Non cessa di far discutere la proposta avanzata nei giorni scorsi del Rappresentante per il Commercio degli Stati Uniti d’America (United States Trade Representative, USTR) di imporre tasse portuali alle compagnie di navigazione cinesi, alle navi costruite in Cina e a qualsiasi operatore marittimo che abbia nella propria flotta anche una sola nave costruita in Cina o una singola nuova costruzione su ordinazione presso un cantiere cinese.

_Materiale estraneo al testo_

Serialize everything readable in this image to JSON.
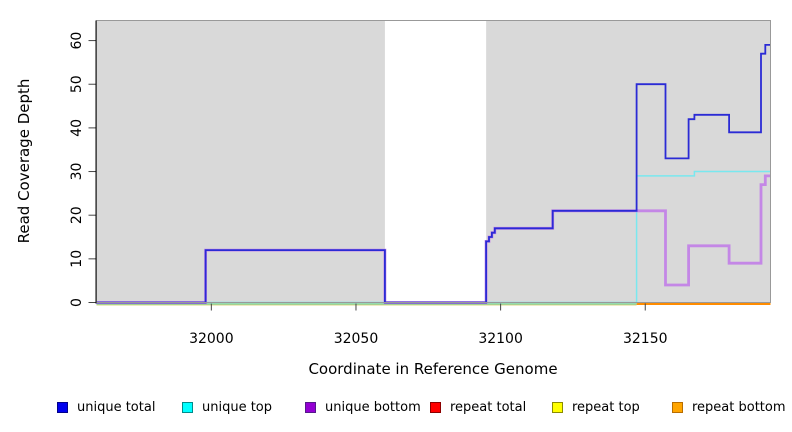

Stando agli ultimi dati forniti da Alphaliner, oltre un terzo dell’attuale flotta di portacontainer risulta essere stato costruito nei cantieri navali cinesi. Si tratta del 37,8% del totale. Le compagnie di navigazione che risulterebbero essere maggiormente penalizzate dalla Ships Proposed Action presentata dall’USTR sono Cosco, con 305 unità costruite in Cina. A seguire CMA CGM, MSC e Maersk, che hanno rispettivamente 265, 211 e 197 unità made in China presenti nelle proprie flotte.

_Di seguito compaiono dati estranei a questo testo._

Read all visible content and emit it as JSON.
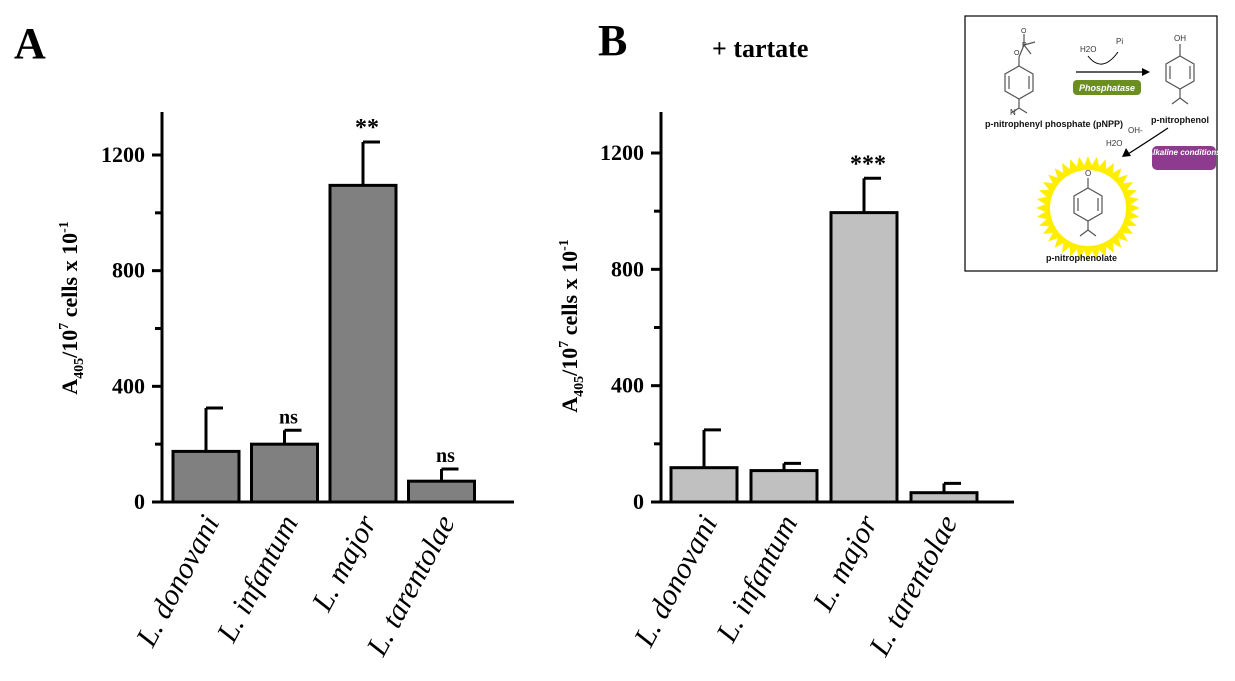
{
  "chart_data": [
    {
      "type": "bar",
      "panel_label": "A",
      "title": "",
      "ylabel_parts": [
        "A",
        "405",
        "/10",
        "7",
        " cells x 10",
        "-1"
      ],
      "yticks": [
        0,
        400,
        800,
        1200
      ],
      "ylim": [
        0,
        1340
      ],
      "categories": [
        "L. donovani",
        "L. infantum",
        "L. major",
        "L. tarentolae"
      ],
      "values": [
        175,
        200,
        1095,
        72
      ],
      "errors": [
        150,
        48,
        150,
        42
      ],
      "significance": [
        "",
        "ns",
        "**",
        "ns"
      ],
      "bar_color": "#808080",
      "grid": false
    },
    {
      "type": "bar",
      "panel_label": "B",
      "title": "+ tartate",
      "ylabel_parts": [
        "A",
        "405",
        "/10",
        "7",
        " cells x 10",
        "-1"
      ],
      "yticks": [
        0,
        400,
        800,
        1200
      ],
      "ylim": [
        0,
        1340
      ],
      "categories": [
        "L. donovani",
        "L. infantum",
        "L. major",
        "L. tarentolae"
      ],
      "values": [
        118,
        108,
        995,
        32
      ],
      "errors": [
        130,
        25,
        118,
        32
      ],
      "significance": [
        "",
        "",
        "***",
        ""
      ],
      "bar_color": "#c0c0c0",
      "grid": false
    }
  ],
  "inset": {
    "reactant": "p-nitrophenyl phosphate (pNPP)",
    "water": "H2O",
    "phosphate": "Pi",
    "enzyme": "Phosphatase",
    "product1": "p-nitrophenol",
    "hydroxide": "OH-",
    "water2": "H2O",
    "condition": "Alkaline conditions",
    "product2": "p-nitrophenolate",
    "enzyme_color": "#6b8e23",
    "condition_color": "#8e3a8e",
    "glow_color": "#ffee00"
  }
}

Non solo. L’orderbook attuale (composto da poco meno di 800 navi, con una capacità totale di oltre 9 milioni di TEU) ha oltre il 70% degli ordini piazzati presso i cantieri navali cinesi.

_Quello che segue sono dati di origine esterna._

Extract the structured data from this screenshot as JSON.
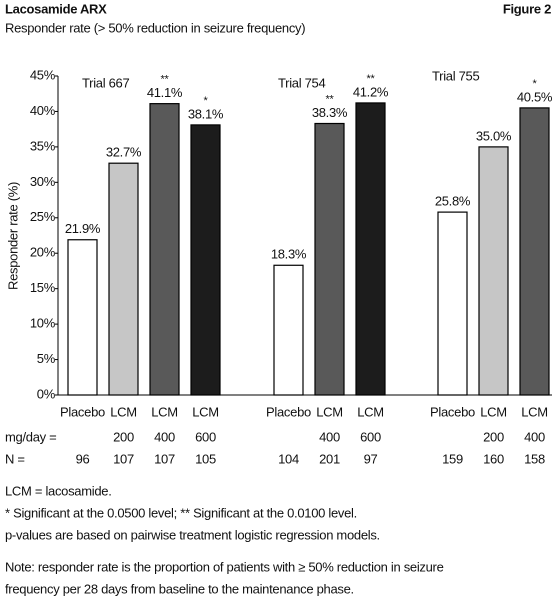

Sette delle prime dieci società cantieristiche navali al mondo sono infatti localizzate in Cina. In prima posizione Jiangsu NewYangzi Shipbuilding, con 89 nuove portacontainer in costruzione. A seguire, New Times Sb, con 70 newbuilding, e Guangzhou Wenchong, con 53 nuove unità.
Per arrivare alla prima società cantieristica navale non cinese bisogna scendere alla quinta e sesta posizione con i cantieri sud-coreani di Hyundai Sambo (42 newbuilding) e Hyundai Ulsa (39 nuove unità).